We will now explore two alternative ways to run the OpenFOAM simulation with OpenMPI:
- OpenMPI Inside the Container: To use the OpenMPI installation inside the container, you can run the simulation with the following command while in the Singularity container:
mpirun -np 4 foamRun -parallel
Alternatively, you can run the simulation from outside the container using this command (replace /path/to/openfoam.sif
with your container path):
singularity exec /path/to/openfoam.sif /bin/bash -c "source /opt/openfoam11/etc/bashrc; mpirun -np 4 foamRun -parallel"
- OpenMPI Outside the Container: To use an OpenMPI installation outside the container, ensure that it's compatible with the version of OpenMPI inside the container. To check the version, use
mpirun --version
. For example, if the container uses version 4.0.3 and your external installation uses version 4.0.1, you can run the simulation as follows:
mpirun -np 4 singularity exec /path/to/openfoam.sif /bin/bash -c "source /opt/openfoam11/etc/bashrc; foamRun -parallel"
Running OpenFOAM with Singularity Using Multiple Nodes
To run your simulation utilizing MPI across multiple nodes, you need to use the OpenMPI installation outside the container. Follow the steps below:
- Create the SLURM Script: Prepare a SLURM job script, such as
run.sh
, to submit the simulation job to the SLURM-based cluster. In this script, specify the required SLURM parameters and configure the tasks and nodes as needed. Ensure that the number of tasks per node does not exceed the number of cores available on each compute node in the cluster. Below is an examplerun.sh
script:
#!/bin/bash
#SBATCH --nodes=2
#SBATCH --job-name=singularity-openfoam
#SBATCH --output=singularity-openfoam.out
#SBATCH --ntasks-per-node=2
#SBATCH --chdir=/path/to/shared/directory/with/OpenFoam/Case
# LOAD OpenMPI ENVIRONMENT HERE!
# REPLACE THE PATH TO THE SIF FILE
SIF_PATH="/path/to/openfoam.sif"
# MESH CASE
singularity exec ${SIF_PATH} /bin/bash -c "source /opt/openfoam11/etc/bashrc; blockMesh"

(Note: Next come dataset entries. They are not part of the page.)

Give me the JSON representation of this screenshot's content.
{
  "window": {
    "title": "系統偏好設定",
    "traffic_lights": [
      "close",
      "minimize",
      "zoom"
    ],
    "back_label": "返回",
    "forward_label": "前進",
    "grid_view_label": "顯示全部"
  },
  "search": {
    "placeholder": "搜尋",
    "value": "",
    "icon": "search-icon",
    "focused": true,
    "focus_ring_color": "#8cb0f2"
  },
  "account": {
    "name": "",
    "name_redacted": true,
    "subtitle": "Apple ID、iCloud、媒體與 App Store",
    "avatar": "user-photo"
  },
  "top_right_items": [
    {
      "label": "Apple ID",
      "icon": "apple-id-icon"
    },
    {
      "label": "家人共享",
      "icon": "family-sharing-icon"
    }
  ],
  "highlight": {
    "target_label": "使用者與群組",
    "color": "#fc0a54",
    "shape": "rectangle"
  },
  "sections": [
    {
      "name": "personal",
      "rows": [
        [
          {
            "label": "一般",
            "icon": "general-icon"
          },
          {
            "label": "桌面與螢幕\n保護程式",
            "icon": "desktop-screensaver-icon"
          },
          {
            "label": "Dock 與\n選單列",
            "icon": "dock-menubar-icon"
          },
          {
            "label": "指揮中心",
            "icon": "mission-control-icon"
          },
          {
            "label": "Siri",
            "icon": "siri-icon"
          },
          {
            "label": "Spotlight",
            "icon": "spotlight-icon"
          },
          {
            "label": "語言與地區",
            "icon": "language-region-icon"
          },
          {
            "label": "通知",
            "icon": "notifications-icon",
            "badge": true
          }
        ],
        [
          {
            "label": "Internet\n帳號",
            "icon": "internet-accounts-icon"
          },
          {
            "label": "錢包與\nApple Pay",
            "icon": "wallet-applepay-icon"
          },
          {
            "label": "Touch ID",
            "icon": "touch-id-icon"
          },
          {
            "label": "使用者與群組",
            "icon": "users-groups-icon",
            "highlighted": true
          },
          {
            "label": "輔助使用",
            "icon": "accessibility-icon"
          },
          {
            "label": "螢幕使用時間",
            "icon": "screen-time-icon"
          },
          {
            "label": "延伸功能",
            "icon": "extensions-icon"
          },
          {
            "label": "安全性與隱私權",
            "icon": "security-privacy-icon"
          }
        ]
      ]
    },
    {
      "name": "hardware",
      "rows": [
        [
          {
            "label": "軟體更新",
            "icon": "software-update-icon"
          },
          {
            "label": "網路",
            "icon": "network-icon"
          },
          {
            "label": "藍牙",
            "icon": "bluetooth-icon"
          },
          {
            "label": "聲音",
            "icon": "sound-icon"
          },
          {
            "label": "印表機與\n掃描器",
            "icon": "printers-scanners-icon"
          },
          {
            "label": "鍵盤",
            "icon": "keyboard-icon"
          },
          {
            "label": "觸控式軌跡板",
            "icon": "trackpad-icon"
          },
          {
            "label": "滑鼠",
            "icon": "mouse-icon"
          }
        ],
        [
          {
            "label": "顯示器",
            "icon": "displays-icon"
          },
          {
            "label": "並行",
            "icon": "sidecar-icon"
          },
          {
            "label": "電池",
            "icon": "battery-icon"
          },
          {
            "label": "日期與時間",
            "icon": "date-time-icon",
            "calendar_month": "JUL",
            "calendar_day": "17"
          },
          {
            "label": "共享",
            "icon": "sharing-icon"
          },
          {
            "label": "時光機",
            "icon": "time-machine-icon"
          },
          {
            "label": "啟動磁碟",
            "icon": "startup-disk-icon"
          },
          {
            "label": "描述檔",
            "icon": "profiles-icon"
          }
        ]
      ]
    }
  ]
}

singularity exec ${SIF_PATH} /bin/bash -c "source /opt/openfoam11/etc/bashrc; snappyHexMesh -overwrite"
singularity exec ${SIF_PATH} /bin/bash -c "source /opt/openfoam11/etc/bashrc; decomposePar"
# RUN SIMULATION
mpirun -np 4 --mca btl_tcp_if_include eth0 singularity exec ${SIF_PATH} /bin/bash -c "source /opt/openfoam11/etc/bashrc; foamRun -parallel"
- Submit the SLURM Job: Use the sbatch command to submit the SLURM job script, such as
sbatch run.sh
, to the cluster's job scheduler. This initiates the simulation using the specified SLURM parameters.
Additionally, for debugging purposes, you can also execute the script step by step in an interactive way by running:
srun --nodes=2 --ntasks-per-node=2 --chdir=/path/to/shared/directory/with/OpenFoam/Case --pty /bin/bash
By following these steps, you can run OpenFOAM simulations across multiple nodes within a SLURM-based cluster using Singularity and OpenMPI. This approach allows for efficient parallel processing and scaling of simulations.